Strangers sometimes ask if they can touch 1-year-old Coltyn Hermanstorfer on the head or take his photo after he and his mother, Tracy, recovered from a near-death experience during childbirth last Christmas Eve.
"People feel that he is, like, somehow connected right directly with God," said Coltyn's father, Mike Hermanstorfer.
Mike Hermanstorfer isn't convinced of that — "We'll find that out later in life," he said — but he has no doubt it was a miracle, and he understands if others want to get as close to it as they can.
"I'm not going to deny anybody," he said.
Tracy Hermanstorfer, now 34, went into cardiac arrest while preparing to give birth at Memorial Hospital in Colorado Springs on Dec. 24. Doctors quickly delivered Coltyn by emergency Cesarean section, but he appeared lifeless, Mike Hermanstorfer said.
Hermanstorfer was at his wife's side when her heart stopped beating. He thought he had lost both her and their newborn son. But doctors revived Coltyn in his father's arms. And then a nurse told Hermanstorfer his wife's pulse had inexplicably returned and that she would probably survive.
She was without a pulse for about four minutes, her doctor said.
Mother and child are healthy, with no apparent after effects and no medical explanation for what happened.
"That's why I mark this up as a miracle," said Hermanstorfer, 38. "There's no other explanation anywhere from anybody that can explain anything different to me."
Coltyn squirmed, pushed and babbled happily as his parents and two brothers watched during a recent interview.
"He's developing and at the right level he's supposed to," Tracy Hermanstorfer said in a quiet, happy voice. "I've done a couple tests and I come out just perfectly healthy. We still haven't figured it out, how it happened and why it happened."
Stephanie Martin, a maternal fetal medicine specialist at Memorial Hospital, said she referred Tracy Hermanstorfer to specialists who explored various theories but came up empty.
"We don't have a medical explanation for what happened," she said. "We have theories but nothing we can prove."
Those theories included an overactive component of the nervous system and a reaction to an anesthetic, but neither held up.
Mike Hermanstorfer still seems rattled by the experience.
"I witnessed my wife die in front of my face. I witnessed my child — I don't really want to say dead, because you've got to live first. But he wasn't breathing," Hermanstorfer said.
Hermanstorfer said he suffers nightmares and frequently awakens at night to make sure his wife and baby are still there.
"With Tracy already going into cardiac arrest ... you never know if it's going to happen again," he said.
The Hermanstorfers have hit hard times since Coltyn was born. Mike Hermanstorfer said he lost his job with a towing company because he missed so much work looking after his wife and baby.
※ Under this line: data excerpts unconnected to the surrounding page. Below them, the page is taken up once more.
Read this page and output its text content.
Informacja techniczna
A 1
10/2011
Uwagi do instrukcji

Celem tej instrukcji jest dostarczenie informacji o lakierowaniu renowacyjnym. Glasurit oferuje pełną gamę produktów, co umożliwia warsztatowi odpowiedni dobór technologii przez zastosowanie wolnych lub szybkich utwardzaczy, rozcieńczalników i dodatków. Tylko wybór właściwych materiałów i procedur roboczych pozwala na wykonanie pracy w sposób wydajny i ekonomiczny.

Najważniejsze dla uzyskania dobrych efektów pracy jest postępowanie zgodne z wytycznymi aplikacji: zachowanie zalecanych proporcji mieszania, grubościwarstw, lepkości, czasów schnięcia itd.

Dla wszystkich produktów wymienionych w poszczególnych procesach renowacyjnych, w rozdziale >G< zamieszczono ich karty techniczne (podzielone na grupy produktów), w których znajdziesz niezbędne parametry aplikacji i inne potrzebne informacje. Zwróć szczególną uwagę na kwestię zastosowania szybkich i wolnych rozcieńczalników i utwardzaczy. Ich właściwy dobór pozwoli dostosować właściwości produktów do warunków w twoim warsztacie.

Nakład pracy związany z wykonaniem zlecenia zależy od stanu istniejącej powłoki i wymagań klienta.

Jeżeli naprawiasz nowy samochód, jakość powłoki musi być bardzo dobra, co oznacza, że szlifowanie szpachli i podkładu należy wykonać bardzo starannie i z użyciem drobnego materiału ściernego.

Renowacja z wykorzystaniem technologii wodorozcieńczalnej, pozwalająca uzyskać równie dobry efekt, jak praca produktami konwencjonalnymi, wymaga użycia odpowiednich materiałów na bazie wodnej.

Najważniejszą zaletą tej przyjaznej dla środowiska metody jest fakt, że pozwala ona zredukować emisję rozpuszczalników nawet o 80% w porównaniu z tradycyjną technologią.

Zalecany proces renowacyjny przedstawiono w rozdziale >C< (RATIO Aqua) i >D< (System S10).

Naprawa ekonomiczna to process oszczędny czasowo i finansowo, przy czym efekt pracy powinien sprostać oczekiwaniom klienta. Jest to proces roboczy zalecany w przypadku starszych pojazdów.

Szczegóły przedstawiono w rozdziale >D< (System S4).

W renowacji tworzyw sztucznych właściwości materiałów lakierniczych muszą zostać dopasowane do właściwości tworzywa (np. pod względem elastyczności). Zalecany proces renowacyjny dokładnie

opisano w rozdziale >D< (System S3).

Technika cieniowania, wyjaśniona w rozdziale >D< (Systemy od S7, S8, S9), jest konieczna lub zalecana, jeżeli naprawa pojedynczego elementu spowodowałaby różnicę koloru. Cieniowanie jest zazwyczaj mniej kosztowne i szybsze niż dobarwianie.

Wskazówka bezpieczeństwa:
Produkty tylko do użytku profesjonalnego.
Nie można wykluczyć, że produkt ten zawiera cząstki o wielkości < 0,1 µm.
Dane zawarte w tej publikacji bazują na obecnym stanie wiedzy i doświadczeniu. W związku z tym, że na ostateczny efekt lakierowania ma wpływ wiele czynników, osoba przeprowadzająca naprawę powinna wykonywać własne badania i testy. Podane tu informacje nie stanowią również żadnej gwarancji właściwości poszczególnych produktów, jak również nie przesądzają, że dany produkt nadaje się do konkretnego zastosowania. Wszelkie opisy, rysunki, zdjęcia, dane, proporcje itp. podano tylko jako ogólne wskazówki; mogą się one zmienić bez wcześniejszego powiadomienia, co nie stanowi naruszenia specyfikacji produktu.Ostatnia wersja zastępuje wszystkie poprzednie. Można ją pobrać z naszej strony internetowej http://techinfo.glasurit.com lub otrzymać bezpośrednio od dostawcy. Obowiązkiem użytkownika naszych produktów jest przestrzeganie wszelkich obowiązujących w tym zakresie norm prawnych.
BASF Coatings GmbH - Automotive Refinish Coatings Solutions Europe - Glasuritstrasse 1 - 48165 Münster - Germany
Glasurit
The family was evicted from their home when they fell behind on the rent and had to move in with Tracy's mother.
Hermanstorfer said he also fell behind on alimony payments to an ex-wife and spent time in jail because of it.
The couple said they have no health insurance.
"We're having trouble finding the tunnel, let alone the light at the end of it," Mike Hermanstorfer said.
The couple said they have found comfort in family, which they say has drawn closer since Coltyn's birth.
Their 4-year-old son, Kanyen, has become Coltyn's "big brother-protector." Twelve-year-old Austin, Tracy Hermanstorfer's son from a previous marriage, has buckled down at school.
The only sign that either older brother felt left out amid the fuss about Coltyn was when producers for "Oprah" didn't invite them to accompany their parents and baby brother to Chicago in February to tape a segment for the show.
A spokeswoman for the show said she did not know when it might be broadcast.
Austin was upset by that, Tracy Hermanstorfer said.
"He was like, 'OK, we're part of this family.' And I think we're learning that with a lot of people now. We point out to them that we're a family of five, not three."